Using the identity \(\tan 2\theta = \frac{2\tan \theta}{1 - \tan^2 \theta}\), substitute:

\(\frac{2\tan \theta}{1 - \tan^2 \theta} - \tan \theta\).

Combine into a single fraction:

\(\frac{2\tan \theta - \tan \theta (1 - \tan^2 \theta)}{1 - \tan^2 \theta} = \frac{2\tan \theta - \tan \theta + \tan^3 \theta}{1 - \tan^2 \theta}\).

Simplify the numerator:

\(\frac{\tan \theta (1 + \tan^2 \theta)}{1 - \tan^2 \theta}\).

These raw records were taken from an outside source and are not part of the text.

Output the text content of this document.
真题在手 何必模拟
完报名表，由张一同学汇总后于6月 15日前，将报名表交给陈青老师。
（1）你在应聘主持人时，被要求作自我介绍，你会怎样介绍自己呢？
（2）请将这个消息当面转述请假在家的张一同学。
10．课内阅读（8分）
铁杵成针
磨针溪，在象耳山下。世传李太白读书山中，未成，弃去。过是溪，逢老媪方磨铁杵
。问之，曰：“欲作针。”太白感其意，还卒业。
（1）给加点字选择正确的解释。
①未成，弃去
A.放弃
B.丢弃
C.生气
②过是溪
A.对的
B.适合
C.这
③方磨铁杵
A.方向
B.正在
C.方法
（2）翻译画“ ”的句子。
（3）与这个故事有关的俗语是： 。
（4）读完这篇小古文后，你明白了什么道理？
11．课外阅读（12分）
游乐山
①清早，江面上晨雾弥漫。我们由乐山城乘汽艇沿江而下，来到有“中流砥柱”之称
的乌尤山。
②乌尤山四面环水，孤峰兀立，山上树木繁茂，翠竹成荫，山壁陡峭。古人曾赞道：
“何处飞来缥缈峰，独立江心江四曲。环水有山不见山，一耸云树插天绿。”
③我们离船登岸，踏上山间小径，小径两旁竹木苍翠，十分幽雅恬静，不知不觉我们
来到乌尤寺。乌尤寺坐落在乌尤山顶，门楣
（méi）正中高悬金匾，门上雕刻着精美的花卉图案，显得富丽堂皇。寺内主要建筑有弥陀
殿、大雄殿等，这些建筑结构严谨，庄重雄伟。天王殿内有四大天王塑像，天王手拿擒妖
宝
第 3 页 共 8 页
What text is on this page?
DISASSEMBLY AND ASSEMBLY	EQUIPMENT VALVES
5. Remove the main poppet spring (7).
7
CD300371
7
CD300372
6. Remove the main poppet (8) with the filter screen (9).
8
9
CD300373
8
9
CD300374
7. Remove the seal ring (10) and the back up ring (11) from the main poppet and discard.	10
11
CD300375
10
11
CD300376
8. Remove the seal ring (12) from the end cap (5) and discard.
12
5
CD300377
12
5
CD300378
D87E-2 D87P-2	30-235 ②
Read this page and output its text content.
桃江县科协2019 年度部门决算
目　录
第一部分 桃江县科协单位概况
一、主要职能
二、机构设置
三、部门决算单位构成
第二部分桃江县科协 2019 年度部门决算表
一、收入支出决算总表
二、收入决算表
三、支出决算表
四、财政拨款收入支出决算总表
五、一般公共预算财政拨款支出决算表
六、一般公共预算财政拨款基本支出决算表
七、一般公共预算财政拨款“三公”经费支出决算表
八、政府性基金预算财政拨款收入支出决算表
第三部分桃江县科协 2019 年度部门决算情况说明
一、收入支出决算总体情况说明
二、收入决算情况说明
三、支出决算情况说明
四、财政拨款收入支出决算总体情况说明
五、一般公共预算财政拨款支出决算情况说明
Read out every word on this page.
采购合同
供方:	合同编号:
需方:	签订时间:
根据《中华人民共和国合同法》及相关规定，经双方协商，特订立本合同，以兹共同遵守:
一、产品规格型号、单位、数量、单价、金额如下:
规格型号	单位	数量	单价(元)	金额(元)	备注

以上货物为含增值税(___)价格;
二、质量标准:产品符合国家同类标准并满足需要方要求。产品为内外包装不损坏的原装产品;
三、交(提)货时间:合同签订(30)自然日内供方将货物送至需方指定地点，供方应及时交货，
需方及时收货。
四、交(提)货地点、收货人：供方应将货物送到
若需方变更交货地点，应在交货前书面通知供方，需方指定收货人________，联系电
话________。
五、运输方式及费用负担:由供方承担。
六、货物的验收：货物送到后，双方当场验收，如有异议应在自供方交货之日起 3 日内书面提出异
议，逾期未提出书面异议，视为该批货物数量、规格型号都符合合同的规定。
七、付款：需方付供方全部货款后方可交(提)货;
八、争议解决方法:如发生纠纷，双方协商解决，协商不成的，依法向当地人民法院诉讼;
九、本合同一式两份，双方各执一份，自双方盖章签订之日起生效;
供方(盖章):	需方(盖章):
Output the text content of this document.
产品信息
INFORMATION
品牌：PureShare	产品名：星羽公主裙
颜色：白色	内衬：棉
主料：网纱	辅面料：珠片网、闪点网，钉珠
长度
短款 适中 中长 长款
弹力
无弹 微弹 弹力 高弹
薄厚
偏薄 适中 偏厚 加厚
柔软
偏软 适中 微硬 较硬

Recognize that \(\sec 2\theta = \frac{1}{\cos 2\theta} = \frac{1}{1 - \tan^2 \theta}\).

Thus, \(\tan \theta \sec 2\theta = \frac{\tan \theta}{1 - \tan^2 \theta}\).

Therefore, \(\tan 2\theta - \tan \theta = \tan \theta \sec 2\theta\).

(ii) Consider the integral \(\int_{0}^{\frac{1}{6}\pi} \tan \theta \sec 2\theta \, d\theta\).

Substitute \(\sec 2\theta = \frac{1}{\cos 2\theta}\), so the integral becomes:

\(\int_{0}^{\frac{1}{6}\pi} \frac{\tan \theta}{\cos 2\theta} \, d\theta\).

Use the identity \(\tan \theta = \frac{\sin \theta}{\cos \theta}\) and \(\cos 2\theta = 1 - 2\sin^2 \theta\).

Integrate to obtain:

\(-\frac{1}{2} \ln(\cos 2\theta) + \ln(\cos \theta)\).

Evaluate from \(0\) to \(\frac{1}{6}\pi\):

\(-\frac{1}{2} \ln(\cos(\frac{1}{3}\pi)) + \ln(\cos(\frac{1}{6}\pi))\).

Substitute the values: \(\cos(\frac{1}{3}\pi) = \frac{1}{2}\) and \(\cos(\frac{1}{6}\pi) = \frac{\sqrt{3}}{2}\).

Resulting in:

\(-\frac{1}{2} \ln(\frac{1}{2}) + \ln(\frac{\sqrt{3}}{2}) = \frac{1}{2} \ln \frac{3}{2}\).